On the other hand, the finer and more exquisite womanly qualities and aptitudes, the emotions and devotions; purity, sweetness, patience, forbearance, tenderness, lovingness and lovableness, together with the courtesies and graces, have fallen out of culture and are fast declining toward extinction. And this, in the measure of the mushroom-growth of masculine abilities and aims and bent, now substituted for them in the sex. With which decline of womanly characteristics, the religion and nobility, virility and chivalry, manly reverence and regard for women, wherewith the true mother illumines the souls of her sons, and which are man's response to the appeal of true woman, are waning rapidly also.

There is, in all men worth the name, an instinctive recognition that the world's most strenuous labours and the world's administration are their natural functions, and that upon their sex, accordingly, rests the responsibility alike of progress or decline in these directions.

This sense of responsibility is both stimulating and uplifting, in the degrees of its realisation and fulfilment. The yielding, by man, to the other sex, of masculine essential rights and obligations is, at the same time, a symptom in him of declining virility, physical and mental, and a cause inevitable of his further speedy decadence. The position yielded, and equality in all things ceded to woman, that pride in his sex, in himself, and in his work, which were his strongest incentives to progress, drop to ever lower grades.

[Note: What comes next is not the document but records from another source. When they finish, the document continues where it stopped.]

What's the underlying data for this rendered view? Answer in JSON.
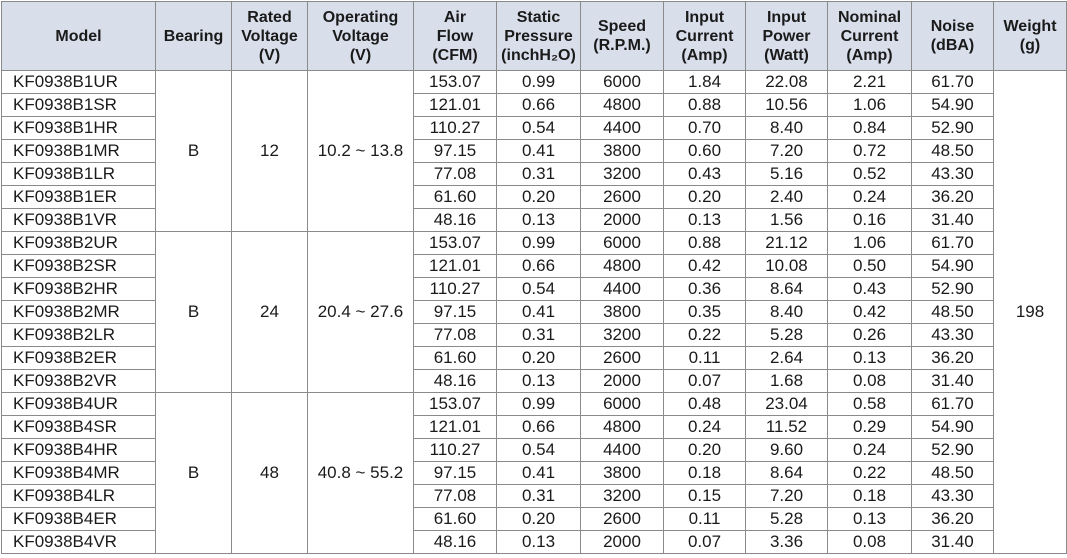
{
  "table": {
    "headers": [
      [
        "Model"
      ],
      [
        "Bearing"
      ],
      [
        "Rated",
        "Voltage",
        "(V)"
      ],
      [
        "Operating",
        "Voltage",
        "(V)"
      ],
      [
        "Air",
        "Flow",
        "(CFM)"
      ],
      [
        "Static",
        "Pressure",
        "(inchH₂O)"
      ],
      [
        "Speed",
        "(R.P.M.)"
      ],
      [
        "Input",
        "Current",
        "(Amp)"
      ],
      [
        "Input",
        "Power",
        "(Watt)"
      ],
      [
        "Nominal",
        "Current",
        "(Amp)"
      ],
      [
        "Noise",
        "(dBA)"
      ],
      [
        "Weight",
        "(g)"
      ]
    ],
    "weight": "198",
    "groups": [
      {
        "bearing": "B",
        "rated_voltage": "12",
        "operating_voltage": "10.2 ~ 13.8",
        "rows": [
          [
            "KF0938B1UR",
            "153.07",
            "0.99",
            "6000",
            "1.84",
            "22.08",
            "2.21",
            "61.70"
          ],
          [
            "KF0938B1SR",
            "121.01",
            "0.66",
            "4800",
            "0.88",
            "10.56",
            "1.06",
            "54.90"
          ],
          [
            "KF0938B1HR",
            "110.27",
            "0.54",
            "4400",
            "0.70",
            "8.40",
            "0.84",
            "52.90"
          ],
          [
            "KF0938B1MR",
            "97.15",
            "0.41",
            "3800",
            "0.60",
            "7.20",
            "0.72",
            "48.50"
          ],
          [
            "KF0938B1LR",
            "77.08",
            "0.31",
            "3200",
            "0.43",
            "5.16",
            "0.52",
            "43.30"
          ],
          [
            "KF0938B1ER",
            "61.60",
            "0.20",
            "2600",
            "0.20",
            "2.40",
            "0.24",
            "36.20"
          ],
          [
            "KF0938B1VR",
            "48.16",
            "0.13",
            "2000",
            "0.13",
            "1.56",
            "0.16",
            "31.40"
          ]
        ]
      },
      {
        "bearing": "B",
        "rated_voltage": "24",
        "operating_voltage": "20.4 ~ 27.6",
        "rows": [
          [
            "KF0938B2UR",
            "153.07",
            "0.99",
            "6000",
            "0.88",
            "21.12",
            "1.06",
            "61.70"
          ],
          [
            "KF0938B2SR",
            "121.01",
            "0.66",
            "4800",
            "0.42",
            "10.08",
            "0.50",
            "54.90"
          ],
          [
            "KF0938B2HR",
            "110.27",
            "0.54",
            "4400",
            "0.36",
            "8.64",
            "0.43",
            "52.90"
          ],
          [
            "KF0938B2MR",
            "97.15",
            "0.41",
            "3800",
            "0.35",
            "8.40",
            "0.42",
            "48.50"
          ],
          [
            "KF0938B2LR",
            "77.08",
            "0.31",
            "3200",
            "0.22",
            "5.28",
            "0.26",
            "43.30"
          ],
          [
            "KF0938B2ER",
            "61.60",
            "0.20",
            "2600",
            "0.11",
            "2.64",
            "0.13",
            "36.20"
          ],
          [
            "KF0938B2VR",
            "48.16",
            "0.13",
            "2000",
            "0.07",
            "1.68",
            "0.08",
            "31.40"
          ]
        ]
      },
      {
        "bearing": "B",
        "rated_voltage": "48",
        "operating_voltage": "40.8 ~ 55.2",
        "rows": [
          [
            "KF0938B4UR",
            "153.07",
            "0.99",
            "6000",
            "0.48",
            "23.04",
            "0.58",
            "61.70"
          ],
          [
            "KF0938B4SR",
            "121.01",
            "0.66",
            "4800",
            "0.24",
            "11.52",
            "0.29",
            "54.90"
          ],
          [
            "KF0938B4HR",
            "110.27",
            "0.54",
            "4400",
            "0.20",
            "9.60",
            "0.24",
            "52.90"
          ],
          [
            "KF0938B4MR",
            "97.15",
            "0.41",
            "3800",
            "0.18",
            "8.64",
            "0.22",
            "48.50"
          ],
          [
            "KF0938B4LR",
            "77.08",
            "0.31",
            "3200",
            "0.15",
            "7.20",
            "0.18",
            "43.30"
          ],
          [
            "KF0938B4ER",
            "61.60",
            "0.20",
            "2600",
            "0.11",
            "5.28",
            "0.13",
            "36.20"
          ],
          [
            "KF0938B4VR",
            "48.16",
            "0.13",
            "2000",
            "0.07",
            "3.36",
            "0.08",
            "31.40"
          ]
        ]
      }
    ]
  }
}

Until he comes at last to the state of the decadent savage, who keeps as many wives to work for him as their work for him enables him to keep.

The spirit and pride of Sex are normal and inspiring, and are the expression of that impulse which has directed, in both sexes, the contrary trend of both. No man of mettle feels ever again the same zest or spur to achievement in a rôle that has become equally woman's. Arrogance? Possibly. But wholesome and energising. Defect of that pride in his man's mission which inspired Drake, Columbus, Nelson, Cæsar, Shakespeare, Newton, to great conquest. Without it, man ceases to be man. That it is a factor to be reckoned with, was proved by the recent election, which was signalised by being woman's first authorised entry into the political arena—and was characterised by nothing so much as by man's indifference, even his neglect to record his vote. And that it is a factor to be reckoned with, is further and seriously proved by the slackness and diminished zest and output of masculine Labour, since the other sex has invaded the field.

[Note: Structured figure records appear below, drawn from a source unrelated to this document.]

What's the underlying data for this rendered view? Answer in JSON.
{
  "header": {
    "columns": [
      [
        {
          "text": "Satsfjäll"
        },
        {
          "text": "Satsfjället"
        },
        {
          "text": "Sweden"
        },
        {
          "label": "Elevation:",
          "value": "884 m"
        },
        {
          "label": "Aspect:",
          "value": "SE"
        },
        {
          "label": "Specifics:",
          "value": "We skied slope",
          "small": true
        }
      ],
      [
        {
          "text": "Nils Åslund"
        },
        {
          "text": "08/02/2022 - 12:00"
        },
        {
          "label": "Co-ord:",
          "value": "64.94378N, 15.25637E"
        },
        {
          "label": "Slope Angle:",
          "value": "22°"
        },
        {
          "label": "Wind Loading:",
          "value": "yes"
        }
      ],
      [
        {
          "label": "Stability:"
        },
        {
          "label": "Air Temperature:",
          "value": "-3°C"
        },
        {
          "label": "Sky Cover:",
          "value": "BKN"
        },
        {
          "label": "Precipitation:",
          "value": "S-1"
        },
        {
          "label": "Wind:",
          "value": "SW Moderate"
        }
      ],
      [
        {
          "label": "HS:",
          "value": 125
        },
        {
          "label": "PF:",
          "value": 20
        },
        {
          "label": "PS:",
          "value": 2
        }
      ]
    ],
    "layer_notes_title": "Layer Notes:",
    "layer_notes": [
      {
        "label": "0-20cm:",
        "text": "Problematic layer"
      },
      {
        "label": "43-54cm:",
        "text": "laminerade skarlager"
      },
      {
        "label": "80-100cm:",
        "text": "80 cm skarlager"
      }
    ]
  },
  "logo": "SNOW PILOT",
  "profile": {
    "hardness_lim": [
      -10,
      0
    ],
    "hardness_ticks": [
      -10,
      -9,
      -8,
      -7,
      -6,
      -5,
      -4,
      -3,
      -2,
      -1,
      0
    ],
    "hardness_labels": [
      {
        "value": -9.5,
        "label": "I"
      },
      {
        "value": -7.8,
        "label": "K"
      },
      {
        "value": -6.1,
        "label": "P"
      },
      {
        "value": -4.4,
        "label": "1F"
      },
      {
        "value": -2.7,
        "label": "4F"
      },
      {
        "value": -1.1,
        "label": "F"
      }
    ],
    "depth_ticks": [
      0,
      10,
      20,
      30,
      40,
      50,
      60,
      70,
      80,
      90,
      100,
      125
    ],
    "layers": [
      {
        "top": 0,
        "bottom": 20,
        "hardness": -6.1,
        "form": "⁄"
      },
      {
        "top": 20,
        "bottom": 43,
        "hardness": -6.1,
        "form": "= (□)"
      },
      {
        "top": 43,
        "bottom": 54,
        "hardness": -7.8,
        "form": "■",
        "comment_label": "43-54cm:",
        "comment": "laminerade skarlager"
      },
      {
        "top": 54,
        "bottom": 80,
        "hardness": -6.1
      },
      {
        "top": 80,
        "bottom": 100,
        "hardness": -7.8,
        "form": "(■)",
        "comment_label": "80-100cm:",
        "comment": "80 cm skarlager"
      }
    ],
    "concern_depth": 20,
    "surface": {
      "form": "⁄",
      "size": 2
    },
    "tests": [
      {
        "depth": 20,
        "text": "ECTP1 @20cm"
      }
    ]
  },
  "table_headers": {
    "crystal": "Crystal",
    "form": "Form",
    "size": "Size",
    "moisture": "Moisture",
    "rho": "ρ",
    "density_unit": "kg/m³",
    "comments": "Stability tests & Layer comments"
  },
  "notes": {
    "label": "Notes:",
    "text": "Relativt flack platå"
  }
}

Woman, for her part, is characterised by a similar spirit and pride of her sex. Equally she loses it when men intrude upon her province. And this Sex-pride and spirit in her would be nobly intensified and uplifted to ever higher levels of expression and attainment, were she but assured of the fine quality and issues of those woman-faculties and functions, by way of which it is her privilege first to create Life, and afterwards to minister to it.

A potent factor in man's impotence to hold his own either in moral or achievement, when pitted directly against the other sex, is that power many women exercise of recruiting their vital forces from those of persons—and of men, particularly—in association with them. The highest levels of work and inspiration are the product of reserve and surplus forces. When these are depleted, only languid and lower-grade aims and capacities are possible.

The extent to which over-worked women may impair the health and constitutional vigour of men associated with them in work was strikingly shown during the changed conditions of War. Surrounded by over-wrought girls and women, who kept themselves going by stimulus of nervous excitement, of strong tea or more dangerous drugs, many men, co-workers or heads of departments, became neurasthenic wrecks. Others lapsed to the condition of infirm old men. The like was seen in fathers and husbands of such over-wrought War-workers. And nervous depletion occasioned by working-wives has doubtless much to do with the inanition and depression now crippling our industrial output.

I may be charged with holding a brief for the Enemy-sex. If so, it is not only because man's cause is woman's, but, moreover, because his present disposition to surrender his prerogatives all round shows him dangerously blind to the truth of woman's power; misdirection whereof from its natural channels menaces not only him, but woman herself, and the Race. Find the woman! said the French cynic. Jestingly: because he no more than other men had gauged the profundity of the saying, in all its deep and vast biological phenomena and implications.

Our national survival stands in jeopardy already, indeed, from the lower-grade males—narrow-brained neurotics or feeble-brained neurasthenics—whom latter-day women are producing yearly in tens of thousands. And the deplorable truth of this degeneracy is overlooked, because no more than a fractional number of our doctors distinguish between The Normal and The Average. With the result, that comparing an abnormal with others more abnormal, they declare the less abnormal satisfactory. Of the fine physique, the vital health and faculty, the zest and joy of living which characterise true Normality—and which are the birthright of every human being—only the few have any conception.

It is significant that the sole ancient civilisations now surviving, India and China, have never hazarded their chances of survival by emancipating their women. On the other hand, because their women are in bondage, personally and psychologically, and because their women's vital powers are exhausted by laborious and de-sexing occupations, the moral and material progress of these peoples is at low ebb.